Das Elend der Zweiten Hälfte
Doch mit Arthas Tod kommt auch der Roman ins Schlingern, denn hier muss Golden anfangen, die Fetzen aufzulesen und aneinander zu binden, die die erratische Veröffentlichungspolitik von Blizzard hinterlassen hat. Angesichts dieser undankbaren Aufgabe, die ihr hier aufgedrückt wurde, gelingt ihr das auch noch leidlich gut. Da Sylvanas endgültiger Niedergang durch ihren Pakt mit dem Kerkermeister eingeleitet wird, der aber das Charisma eines Stückes Holz hat und eigentlich jedem Dritten so vertrauenswürdig erscheinen muss wie ein schmieriger Hütchenspieler, kann das Endergebnis dennoch kaum überzeugen. Es ist nicht Goldens Schuld, die sich hier ehrlich bemüht, sondern den Umständen geschuldet. Es ist immerhin eine Erklärung für Sylvanas Charakterentwicklung, wenn auch keine gute, mit der man sich eben leider abfinden muss. Leider liegt auch hier der Grund dafür, dass der Roman selbst oder gerade für Fans der Figur Sylvanas dann mit diesem zweiten Teil extrem ungenießbar wird.

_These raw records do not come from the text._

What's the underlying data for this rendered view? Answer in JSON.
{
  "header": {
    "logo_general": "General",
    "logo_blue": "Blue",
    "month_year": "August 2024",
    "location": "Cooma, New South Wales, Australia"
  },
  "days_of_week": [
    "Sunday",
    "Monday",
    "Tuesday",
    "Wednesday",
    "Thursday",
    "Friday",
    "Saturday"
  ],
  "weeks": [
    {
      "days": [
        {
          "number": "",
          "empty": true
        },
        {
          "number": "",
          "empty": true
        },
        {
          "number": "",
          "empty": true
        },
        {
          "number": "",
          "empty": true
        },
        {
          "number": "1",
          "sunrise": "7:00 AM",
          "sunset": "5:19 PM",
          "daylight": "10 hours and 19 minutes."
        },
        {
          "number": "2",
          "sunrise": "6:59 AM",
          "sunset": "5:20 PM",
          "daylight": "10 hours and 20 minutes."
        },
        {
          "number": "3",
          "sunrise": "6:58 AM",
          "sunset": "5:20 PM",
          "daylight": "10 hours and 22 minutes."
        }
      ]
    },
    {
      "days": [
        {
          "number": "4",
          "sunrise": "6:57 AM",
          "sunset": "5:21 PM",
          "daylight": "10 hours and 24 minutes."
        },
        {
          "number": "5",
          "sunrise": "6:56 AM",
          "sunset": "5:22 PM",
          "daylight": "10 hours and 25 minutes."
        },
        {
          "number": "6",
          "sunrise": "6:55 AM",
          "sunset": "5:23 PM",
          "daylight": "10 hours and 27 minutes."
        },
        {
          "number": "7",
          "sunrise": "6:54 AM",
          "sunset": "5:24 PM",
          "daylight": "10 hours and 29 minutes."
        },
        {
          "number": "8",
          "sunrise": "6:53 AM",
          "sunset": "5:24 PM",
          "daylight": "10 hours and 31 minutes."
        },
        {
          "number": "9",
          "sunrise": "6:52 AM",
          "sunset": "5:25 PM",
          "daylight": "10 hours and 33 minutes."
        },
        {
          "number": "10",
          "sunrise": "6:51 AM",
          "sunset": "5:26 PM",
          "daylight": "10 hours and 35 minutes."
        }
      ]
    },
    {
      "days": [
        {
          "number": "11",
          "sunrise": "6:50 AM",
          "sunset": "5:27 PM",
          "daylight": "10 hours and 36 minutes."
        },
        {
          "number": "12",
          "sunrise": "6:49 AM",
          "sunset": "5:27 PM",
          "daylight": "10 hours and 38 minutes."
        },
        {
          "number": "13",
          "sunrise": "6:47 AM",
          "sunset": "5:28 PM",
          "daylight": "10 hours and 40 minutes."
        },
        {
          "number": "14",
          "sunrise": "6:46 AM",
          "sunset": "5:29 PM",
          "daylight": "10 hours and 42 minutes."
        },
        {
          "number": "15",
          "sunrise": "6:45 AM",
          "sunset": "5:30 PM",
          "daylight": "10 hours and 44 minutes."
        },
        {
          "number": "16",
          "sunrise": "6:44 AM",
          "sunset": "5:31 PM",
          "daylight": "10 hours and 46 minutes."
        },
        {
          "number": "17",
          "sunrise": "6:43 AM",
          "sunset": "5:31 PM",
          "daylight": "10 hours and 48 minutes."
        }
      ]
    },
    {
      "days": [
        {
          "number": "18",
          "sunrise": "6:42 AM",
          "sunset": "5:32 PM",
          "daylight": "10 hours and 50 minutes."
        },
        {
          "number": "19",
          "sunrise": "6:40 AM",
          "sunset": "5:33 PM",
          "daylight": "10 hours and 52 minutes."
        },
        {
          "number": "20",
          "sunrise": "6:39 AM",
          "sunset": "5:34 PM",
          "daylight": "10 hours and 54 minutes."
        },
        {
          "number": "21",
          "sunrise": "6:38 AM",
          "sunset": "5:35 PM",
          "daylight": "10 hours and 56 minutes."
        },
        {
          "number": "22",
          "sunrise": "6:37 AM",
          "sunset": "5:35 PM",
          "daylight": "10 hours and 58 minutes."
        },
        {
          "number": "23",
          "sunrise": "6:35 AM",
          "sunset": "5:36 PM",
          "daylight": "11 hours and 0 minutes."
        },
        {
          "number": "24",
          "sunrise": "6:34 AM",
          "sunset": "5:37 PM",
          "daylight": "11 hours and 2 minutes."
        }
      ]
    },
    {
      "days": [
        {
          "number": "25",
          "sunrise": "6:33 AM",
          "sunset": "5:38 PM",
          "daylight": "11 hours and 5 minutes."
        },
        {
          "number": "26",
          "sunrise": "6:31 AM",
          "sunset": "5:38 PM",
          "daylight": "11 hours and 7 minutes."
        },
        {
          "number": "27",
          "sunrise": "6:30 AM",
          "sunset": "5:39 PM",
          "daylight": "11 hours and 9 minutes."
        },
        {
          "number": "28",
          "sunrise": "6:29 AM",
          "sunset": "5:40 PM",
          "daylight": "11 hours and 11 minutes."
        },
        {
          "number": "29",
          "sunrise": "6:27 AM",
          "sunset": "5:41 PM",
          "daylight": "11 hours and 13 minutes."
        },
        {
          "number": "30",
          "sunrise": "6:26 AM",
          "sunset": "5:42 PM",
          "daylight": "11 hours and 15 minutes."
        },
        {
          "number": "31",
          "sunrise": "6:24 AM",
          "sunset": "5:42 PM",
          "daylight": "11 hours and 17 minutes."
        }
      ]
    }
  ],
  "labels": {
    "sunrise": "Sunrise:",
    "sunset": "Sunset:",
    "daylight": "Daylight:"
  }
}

Zerstörung einer Charakterentwicklung
Golden muss hier an eine der in der Vergangenheit etablierten Schlüsselgeschichten herangehen und diese völlig umwerten. Die von David Kosaks im Vorfeld zu Cataclysm verfasste Kurzgeschichte „Anbruch der Nacht“ setzt eben an dem Tod von Arthas an und beschreibt die unendliche Leere in Sylvanas nachdem ihr Peiniger der Lichkönig Arthas endlich gefallen ist und die Sinnlosigkeit ihrer Existenz ohne die Rache. Zugleich geht er darauf ein, dass Sylvanas angesichts all der Verbrechen, die sie für ihre Vendetta begangen hat, nicht einmal auf Erlösung im Tod hoffen kann.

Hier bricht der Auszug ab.